In Kadapa district, the rains tapered off by Wednesday and road links between Tirupati-Kadapa were restored; preliminary estimates were that the district had sustained about 29 crore (US$4 million) of agricultural losses. Horticulture farms at Pendlimerry, Chintakommadinne, Siddhavatam and Khajipet mandals were also destroyed by the rain. Other heavy agricultural losses were reported in Rayalaseema, Nellore, Prakasam, East and West Godavari districts; the chief minister asked agriculture department officials to drain fields at the earliest in order to save crops.[33]

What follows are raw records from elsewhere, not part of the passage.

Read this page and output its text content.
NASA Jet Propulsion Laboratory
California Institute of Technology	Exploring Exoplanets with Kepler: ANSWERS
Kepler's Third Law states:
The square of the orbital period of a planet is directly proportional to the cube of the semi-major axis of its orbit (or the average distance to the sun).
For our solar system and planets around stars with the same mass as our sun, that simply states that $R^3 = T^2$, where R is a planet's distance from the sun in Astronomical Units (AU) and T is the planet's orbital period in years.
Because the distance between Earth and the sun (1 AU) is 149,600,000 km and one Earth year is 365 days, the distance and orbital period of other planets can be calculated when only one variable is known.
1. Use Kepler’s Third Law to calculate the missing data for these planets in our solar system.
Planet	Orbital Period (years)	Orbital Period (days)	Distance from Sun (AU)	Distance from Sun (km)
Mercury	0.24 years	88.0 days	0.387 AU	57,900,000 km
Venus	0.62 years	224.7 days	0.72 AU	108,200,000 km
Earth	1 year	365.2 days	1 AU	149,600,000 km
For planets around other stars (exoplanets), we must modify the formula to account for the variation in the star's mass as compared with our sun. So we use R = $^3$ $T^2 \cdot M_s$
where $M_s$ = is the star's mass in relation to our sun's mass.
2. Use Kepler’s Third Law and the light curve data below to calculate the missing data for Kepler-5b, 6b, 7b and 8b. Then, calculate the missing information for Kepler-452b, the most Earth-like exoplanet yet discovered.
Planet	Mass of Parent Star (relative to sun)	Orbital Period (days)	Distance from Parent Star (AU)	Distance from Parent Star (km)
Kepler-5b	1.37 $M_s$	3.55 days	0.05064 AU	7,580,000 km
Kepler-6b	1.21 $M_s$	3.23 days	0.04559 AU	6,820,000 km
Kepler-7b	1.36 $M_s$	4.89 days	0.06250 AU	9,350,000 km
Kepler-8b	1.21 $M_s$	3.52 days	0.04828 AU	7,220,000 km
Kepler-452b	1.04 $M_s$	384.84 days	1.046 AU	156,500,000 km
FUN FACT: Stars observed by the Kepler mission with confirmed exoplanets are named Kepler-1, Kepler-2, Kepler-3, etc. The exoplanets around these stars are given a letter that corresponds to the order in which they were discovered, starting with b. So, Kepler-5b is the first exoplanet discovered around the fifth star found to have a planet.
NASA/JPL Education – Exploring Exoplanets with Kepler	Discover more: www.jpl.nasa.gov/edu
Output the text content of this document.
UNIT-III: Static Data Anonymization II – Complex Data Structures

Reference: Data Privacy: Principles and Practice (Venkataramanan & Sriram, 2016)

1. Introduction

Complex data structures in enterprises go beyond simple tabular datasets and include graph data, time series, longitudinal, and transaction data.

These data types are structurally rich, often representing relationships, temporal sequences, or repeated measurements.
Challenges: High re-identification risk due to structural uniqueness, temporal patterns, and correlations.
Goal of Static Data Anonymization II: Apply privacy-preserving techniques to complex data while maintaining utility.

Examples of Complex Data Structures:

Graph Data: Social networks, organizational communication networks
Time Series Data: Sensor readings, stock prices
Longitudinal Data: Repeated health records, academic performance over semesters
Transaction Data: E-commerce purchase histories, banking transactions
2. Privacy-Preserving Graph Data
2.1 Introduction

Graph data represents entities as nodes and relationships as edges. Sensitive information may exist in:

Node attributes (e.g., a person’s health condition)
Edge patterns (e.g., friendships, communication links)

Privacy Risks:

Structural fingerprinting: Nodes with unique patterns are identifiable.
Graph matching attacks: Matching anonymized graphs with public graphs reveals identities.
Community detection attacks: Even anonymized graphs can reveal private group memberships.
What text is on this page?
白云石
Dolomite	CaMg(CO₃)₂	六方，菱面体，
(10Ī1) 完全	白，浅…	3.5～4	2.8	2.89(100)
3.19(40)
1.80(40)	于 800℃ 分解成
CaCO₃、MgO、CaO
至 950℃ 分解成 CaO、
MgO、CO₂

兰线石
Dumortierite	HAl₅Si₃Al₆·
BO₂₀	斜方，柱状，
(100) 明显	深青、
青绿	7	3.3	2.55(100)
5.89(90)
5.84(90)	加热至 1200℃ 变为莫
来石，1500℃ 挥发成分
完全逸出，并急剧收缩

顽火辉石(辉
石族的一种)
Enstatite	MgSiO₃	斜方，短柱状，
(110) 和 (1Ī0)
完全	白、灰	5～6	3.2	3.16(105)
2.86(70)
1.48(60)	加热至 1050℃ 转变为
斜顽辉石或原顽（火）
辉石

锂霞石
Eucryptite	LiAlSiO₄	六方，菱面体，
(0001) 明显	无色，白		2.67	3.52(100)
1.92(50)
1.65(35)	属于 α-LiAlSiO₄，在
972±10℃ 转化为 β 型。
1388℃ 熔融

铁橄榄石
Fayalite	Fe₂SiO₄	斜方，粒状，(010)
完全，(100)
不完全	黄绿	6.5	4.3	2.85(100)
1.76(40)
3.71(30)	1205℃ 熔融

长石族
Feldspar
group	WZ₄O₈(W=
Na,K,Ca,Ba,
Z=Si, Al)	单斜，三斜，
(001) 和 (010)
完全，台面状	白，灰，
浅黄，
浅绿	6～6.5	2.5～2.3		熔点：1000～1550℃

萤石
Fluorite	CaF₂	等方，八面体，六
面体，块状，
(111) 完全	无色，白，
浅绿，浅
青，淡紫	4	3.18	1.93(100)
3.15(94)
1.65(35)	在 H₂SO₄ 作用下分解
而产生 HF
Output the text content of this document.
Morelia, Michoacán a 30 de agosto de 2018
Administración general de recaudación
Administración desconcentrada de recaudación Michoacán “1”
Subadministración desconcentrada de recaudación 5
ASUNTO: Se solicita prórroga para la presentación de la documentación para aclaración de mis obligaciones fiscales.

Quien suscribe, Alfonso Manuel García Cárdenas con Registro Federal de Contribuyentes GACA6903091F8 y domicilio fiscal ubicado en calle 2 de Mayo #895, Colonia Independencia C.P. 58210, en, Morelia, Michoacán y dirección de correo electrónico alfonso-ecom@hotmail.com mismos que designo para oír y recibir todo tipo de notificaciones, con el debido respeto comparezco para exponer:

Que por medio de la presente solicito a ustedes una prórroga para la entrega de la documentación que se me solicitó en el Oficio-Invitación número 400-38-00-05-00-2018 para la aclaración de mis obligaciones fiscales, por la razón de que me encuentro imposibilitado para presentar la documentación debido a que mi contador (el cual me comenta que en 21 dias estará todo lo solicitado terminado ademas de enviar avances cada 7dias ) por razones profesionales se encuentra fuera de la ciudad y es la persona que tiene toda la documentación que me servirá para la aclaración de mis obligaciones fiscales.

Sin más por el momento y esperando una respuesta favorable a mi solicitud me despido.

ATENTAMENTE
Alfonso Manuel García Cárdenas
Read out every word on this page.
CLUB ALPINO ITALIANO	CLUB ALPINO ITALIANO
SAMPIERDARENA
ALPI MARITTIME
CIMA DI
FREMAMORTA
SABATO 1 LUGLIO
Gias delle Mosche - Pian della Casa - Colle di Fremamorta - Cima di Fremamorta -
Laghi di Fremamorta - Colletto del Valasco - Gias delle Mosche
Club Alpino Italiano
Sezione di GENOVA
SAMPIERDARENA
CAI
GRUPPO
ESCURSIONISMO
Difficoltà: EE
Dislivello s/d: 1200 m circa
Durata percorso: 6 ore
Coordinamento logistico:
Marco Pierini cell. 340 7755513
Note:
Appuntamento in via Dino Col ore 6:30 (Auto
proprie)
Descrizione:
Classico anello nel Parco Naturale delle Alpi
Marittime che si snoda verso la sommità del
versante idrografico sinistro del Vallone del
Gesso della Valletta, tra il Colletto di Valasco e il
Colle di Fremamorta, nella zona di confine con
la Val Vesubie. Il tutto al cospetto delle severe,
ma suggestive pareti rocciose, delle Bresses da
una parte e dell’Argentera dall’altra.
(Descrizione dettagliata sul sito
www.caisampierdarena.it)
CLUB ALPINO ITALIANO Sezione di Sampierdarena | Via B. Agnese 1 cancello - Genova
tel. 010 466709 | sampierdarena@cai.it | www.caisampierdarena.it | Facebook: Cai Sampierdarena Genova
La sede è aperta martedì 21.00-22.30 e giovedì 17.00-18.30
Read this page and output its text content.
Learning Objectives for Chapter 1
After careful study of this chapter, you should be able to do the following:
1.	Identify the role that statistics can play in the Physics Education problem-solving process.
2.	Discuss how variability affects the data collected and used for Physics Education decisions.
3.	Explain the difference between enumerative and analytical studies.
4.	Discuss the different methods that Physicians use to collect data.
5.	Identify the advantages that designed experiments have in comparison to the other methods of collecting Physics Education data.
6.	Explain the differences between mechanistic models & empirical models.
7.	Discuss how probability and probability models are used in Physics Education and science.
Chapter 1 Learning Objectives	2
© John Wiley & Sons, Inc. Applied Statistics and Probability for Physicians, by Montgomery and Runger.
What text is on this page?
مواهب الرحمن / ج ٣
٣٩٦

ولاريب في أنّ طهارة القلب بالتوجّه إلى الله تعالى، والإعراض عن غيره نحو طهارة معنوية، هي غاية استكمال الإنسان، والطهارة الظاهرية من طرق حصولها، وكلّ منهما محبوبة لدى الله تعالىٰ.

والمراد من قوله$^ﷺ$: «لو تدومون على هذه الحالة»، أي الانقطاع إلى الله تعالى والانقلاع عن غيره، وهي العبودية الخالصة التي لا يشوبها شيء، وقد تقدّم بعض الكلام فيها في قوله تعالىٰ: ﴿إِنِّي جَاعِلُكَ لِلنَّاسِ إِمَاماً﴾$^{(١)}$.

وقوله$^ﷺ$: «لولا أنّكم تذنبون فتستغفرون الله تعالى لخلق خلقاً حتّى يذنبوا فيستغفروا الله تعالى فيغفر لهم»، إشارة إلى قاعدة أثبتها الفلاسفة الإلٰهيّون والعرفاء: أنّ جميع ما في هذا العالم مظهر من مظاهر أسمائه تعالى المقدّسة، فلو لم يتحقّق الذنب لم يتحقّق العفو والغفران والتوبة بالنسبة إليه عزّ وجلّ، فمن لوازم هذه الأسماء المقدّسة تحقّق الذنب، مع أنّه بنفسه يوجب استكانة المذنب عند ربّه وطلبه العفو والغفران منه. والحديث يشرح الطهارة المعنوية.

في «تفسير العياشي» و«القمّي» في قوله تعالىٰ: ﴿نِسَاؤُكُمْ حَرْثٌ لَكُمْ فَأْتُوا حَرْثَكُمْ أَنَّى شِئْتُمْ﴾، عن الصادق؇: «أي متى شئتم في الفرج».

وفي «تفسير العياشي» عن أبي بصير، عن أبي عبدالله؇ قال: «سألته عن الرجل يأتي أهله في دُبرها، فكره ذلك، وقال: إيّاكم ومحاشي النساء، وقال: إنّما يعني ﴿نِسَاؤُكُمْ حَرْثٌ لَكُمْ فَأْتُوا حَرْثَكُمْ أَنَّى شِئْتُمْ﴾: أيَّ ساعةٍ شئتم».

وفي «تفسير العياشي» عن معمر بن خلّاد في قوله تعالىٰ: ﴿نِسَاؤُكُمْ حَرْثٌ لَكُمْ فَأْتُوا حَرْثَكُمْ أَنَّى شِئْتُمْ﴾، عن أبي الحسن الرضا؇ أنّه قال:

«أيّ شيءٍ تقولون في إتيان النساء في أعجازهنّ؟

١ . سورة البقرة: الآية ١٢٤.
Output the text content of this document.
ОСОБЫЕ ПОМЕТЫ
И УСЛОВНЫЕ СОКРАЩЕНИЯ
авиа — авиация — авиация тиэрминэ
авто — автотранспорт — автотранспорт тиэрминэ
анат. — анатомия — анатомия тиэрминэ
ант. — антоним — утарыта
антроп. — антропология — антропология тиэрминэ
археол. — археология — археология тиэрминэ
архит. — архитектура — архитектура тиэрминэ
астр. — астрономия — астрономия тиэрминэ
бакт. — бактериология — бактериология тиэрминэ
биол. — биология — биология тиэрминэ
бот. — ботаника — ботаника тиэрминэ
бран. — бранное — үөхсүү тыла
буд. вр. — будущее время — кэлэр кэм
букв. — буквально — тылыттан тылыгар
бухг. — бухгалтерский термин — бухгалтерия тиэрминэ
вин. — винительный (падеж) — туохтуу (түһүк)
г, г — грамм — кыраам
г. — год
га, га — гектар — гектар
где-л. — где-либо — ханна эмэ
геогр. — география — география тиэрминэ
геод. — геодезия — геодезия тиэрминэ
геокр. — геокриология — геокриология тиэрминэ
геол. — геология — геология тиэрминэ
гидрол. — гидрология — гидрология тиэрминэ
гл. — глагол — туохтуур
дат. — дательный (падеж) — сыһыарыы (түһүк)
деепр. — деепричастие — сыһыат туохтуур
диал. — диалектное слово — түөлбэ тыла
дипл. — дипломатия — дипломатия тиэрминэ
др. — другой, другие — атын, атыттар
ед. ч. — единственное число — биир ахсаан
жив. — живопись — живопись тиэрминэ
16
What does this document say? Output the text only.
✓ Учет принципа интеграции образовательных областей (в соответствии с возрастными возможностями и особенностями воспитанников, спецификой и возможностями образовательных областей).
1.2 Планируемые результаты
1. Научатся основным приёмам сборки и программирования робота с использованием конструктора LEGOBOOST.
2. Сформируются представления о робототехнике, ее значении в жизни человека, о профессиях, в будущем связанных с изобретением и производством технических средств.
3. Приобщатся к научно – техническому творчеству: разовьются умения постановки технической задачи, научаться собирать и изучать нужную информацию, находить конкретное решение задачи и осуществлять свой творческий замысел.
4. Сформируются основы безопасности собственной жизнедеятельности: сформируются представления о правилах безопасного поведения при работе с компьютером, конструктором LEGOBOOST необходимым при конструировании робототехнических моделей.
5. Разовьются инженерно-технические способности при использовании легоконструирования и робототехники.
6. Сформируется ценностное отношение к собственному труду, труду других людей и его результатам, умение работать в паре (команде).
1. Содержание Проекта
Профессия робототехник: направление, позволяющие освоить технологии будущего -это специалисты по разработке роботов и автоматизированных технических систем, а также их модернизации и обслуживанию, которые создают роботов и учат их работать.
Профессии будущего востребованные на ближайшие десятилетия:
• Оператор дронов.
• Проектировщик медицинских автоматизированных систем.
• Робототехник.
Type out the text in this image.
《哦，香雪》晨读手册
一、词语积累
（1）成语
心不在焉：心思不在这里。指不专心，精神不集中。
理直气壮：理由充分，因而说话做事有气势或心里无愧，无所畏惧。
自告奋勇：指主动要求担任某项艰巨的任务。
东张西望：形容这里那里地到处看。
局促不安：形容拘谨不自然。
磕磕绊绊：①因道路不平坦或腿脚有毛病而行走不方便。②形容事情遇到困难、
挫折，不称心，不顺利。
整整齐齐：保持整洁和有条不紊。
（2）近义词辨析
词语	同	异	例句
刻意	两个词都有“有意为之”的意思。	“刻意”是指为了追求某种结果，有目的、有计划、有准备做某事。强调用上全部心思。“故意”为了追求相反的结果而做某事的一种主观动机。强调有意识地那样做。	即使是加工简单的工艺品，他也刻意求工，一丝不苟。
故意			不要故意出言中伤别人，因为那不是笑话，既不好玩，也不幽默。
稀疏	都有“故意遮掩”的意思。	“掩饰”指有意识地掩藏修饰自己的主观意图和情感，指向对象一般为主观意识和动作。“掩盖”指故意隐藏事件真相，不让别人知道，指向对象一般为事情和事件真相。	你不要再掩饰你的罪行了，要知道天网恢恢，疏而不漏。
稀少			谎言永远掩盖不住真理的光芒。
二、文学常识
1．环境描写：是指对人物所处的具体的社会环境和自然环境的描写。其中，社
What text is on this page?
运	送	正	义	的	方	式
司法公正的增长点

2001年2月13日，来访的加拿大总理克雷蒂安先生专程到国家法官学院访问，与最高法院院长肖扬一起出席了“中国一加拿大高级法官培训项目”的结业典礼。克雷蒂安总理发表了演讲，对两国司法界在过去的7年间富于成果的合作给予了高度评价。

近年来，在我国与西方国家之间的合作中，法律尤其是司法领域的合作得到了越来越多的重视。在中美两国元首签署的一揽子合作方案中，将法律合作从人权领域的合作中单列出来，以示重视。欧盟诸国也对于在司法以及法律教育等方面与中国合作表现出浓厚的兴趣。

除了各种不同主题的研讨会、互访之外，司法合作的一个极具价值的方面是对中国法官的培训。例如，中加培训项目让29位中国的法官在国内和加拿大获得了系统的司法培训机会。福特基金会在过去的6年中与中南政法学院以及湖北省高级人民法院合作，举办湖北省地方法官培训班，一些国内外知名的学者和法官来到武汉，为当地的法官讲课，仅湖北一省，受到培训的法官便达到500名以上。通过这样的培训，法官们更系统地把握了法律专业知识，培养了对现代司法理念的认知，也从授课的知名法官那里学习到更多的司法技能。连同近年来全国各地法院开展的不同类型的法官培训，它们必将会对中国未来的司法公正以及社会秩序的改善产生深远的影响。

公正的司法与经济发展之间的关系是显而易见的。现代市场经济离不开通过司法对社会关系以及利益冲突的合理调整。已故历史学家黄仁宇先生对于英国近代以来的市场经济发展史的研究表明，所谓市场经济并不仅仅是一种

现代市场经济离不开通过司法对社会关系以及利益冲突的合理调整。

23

In a letter to Prime Minister Narendra Modi on 19 November, Chief Minister Naidu reported preliminary estimates of flood-related damage in Andhra Pradesh included 1250 crore (US$187 million) worth of agricultural-related damages and 1025 crore (US$153 million) of damage to infrastructure; he requested central authorities to release 1000 crore (US$149 million) for immediate relief efforts.[3] According to Naidu, Nellore district was the most seriously affected, reporting an estimated 1395 crore (US$208 million) worth of losses, followed by Chittoor district, which reported losses of 818 crore (US$122 million). Kadapa district was also seriously affected, with extensive crop damage reported in East and West Godavari districts and a lesser scale of damage in Anantapur, Prakasam and Krishna districts.[3] The aquaculture industry in Nellore district was catastrophically affected, with over 8000 hectares of fish and prawn ponds destroyed, at an estimated loss of 250 crore (US$37 million).[34] On 2 December, Thota Narasimham, an MP from the Telugu Desam Party, reported in the Lok Sabha that preliminary losses in the state roughly totalled 3819 crore (US$570 million).[5]
As of 20 November, 35 people were reported to have been killed by flooding in the state,[3] while over 14,000 people had been evacuated to relief camps in Nellore and Chittoor districts.[35]